Kent resident Bill Wilen, then a college student, arrived in Washington late that evening and got in line with a friend who’d driven with him from their home in Norwood, Pa. The Capitol was supposed to close at 9 that night, but the line that stretched for miles persuaded police and military authorities to keep the building open. Wilen and his friend waited about six hours and finally got into the rotunda about 3 a.m. Monday.

“Even though I was only allowed to briefly pause at his coffin, it was important for me to pay my last respects,” he said. After the viewing, they headed back to Norwood, arriving in time to watch the funeral.

NFL games played

In Akron on that Sunday, 14-year-old Gerry Hagen and his father boarded a bus for Cleveland and Hagen’s first Browns game.

Although many sporting events were canceled on the weekend after Kennedy died, the National Football League chose to play its scheduled games. The Browns’ opponents that day were the Dallas Cowboys.
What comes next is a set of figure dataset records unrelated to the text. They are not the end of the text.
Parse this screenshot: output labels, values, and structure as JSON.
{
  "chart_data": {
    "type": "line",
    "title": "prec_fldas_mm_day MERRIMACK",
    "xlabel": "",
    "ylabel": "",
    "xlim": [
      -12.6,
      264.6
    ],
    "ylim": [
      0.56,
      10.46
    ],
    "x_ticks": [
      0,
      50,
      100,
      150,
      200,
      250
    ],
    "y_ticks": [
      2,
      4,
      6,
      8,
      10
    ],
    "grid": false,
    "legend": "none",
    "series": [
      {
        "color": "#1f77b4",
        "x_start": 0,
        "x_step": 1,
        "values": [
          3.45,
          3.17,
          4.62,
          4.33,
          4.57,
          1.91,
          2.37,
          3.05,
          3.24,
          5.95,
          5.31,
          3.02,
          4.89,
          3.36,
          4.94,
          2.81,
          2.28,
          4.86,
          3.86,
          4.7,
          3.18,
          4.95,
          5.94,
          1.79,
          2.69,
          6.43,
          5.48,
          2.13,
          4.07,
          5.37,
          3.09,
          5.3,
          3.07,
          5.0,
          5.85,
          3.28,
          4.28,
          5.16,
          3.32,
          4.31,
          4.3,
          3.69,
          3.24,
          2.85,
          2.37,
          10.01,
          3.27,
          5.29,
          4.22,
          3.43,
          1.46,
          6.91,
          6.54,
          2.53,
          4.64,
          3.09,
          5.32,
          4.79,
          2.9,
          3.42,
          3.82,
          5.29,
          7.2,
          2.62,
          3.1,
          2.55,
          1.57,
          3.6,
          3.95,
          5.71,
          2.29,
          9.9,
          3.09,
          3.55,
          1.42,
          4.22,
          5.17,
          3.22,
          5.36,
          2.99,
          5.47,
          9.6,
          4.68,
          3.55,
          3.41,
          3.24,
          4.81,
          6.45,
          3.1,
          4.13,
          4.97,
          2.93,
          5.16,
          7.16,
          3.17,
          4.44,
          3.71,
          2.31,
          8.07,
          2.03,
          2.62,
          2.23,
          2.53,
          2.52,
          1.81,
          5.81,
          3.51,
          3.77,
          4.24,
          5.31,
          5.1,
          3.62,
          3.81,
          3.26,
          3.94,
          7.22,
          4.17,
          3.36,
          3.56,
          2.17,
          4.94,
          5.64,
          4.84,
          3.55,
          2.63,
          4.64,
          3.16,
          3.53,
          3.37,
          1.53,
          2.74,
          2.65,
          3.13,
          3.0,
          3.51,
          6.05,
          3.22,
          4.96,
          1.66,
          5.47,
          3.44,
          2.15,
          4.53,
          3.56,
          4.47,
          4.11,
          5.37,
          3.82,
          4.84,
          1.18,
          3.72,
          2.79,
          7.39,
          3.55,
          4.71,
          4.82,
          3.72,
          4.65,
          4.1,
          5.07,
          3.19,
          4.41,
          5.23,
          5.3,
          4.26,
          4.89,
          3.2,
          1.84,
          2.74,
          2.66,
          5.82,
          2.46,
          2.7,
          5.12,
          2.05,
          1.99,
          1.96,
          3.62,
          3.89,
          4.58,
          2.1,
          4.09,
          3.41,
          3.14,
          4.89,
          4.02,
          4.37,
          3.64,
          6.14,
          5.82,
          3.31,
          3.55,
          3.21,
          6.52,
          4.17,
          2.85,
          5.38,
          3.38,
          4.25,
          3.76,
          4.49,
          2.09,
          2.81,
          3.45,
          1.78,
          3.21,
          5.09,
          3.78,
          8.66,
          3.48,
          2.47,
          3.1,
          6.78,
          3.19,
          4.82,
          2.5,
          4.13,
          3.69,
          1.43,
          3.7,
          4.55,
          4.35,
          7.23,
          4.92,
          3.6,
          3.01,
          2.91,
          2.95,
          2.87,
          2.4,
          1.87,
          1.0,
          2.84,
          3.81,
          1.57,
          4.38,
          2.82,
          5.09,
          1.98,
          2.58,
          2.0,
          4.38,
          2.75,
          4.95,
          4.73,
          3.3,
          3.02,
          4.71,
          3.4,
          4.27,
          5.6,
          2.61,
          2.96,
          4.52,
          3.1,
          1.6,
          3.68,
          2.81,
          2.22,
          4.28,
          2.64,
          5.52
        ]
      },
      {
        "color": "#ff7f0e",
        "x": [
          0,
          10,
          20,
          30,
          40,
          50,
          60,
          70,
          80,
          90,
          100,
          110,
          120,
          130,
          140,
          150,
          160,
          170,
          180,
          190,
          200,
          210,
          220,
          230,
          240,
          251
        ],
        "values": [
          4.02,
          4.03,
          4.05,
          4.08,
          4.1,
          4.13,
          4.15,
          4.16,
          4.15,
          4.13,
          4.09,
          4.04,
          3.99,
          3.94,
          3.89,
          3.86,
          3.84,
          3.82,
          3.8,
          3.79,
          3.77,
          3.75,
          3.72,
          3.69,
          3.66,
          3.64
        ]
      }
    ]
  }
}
Hagen said his father, Elmer, had gotten tickets to the game months earlier, and Hagen had been anticipating it eagerly.

What he encountered, however, was hardly the boisterous event he’d imagined.

Cleveland Stadium was subdued. The sky was overcast, and many of the seats were empty. It was eerie, “just like a spell had been cast over the stadium that day,” Hagen said.

He doesn’t remember boos or other signs of vitriol toward the Dallas players, but he’s since read that the stadium announcer never referred to the team by its city’s name that day. The team was called only the Cowboys.

Others in Akron sought solace that Sunday in their places of worship. Congregation members filled sanctuaries to capacity, and hundreds flocked to Wesley Temple A.M.E. Zion Church for a citywide memorial service sponsored by the Akron Branch of the National Association for the Advancement of Colored People.

“[Kennedy] upheld the faith of our forefathers,” the branch’s president, Mary Holmes, told the crowd. “He believed in freedom for all men. He was a modern emancipator, and we will always remember Mr. Kennedy for his stand.”

At Immaculate Heart of Mary Church in Cuyahoga Falls, Monsignor James P. McIntyre goaded the congregation.

“Aren’t we all just a little bit guilty in the assassination of President Kennedy?” he asked rhetorically. “And if we don’t all rally now to rededicate ourselves to the cause of freedom for which our martyred president lived and died, will he not have died in vain?”

At North Hill Methodist Church, the congregation simply paused for a moment of silent prayer. As the Rev. Charles A. Albright put it, “What else is there to say?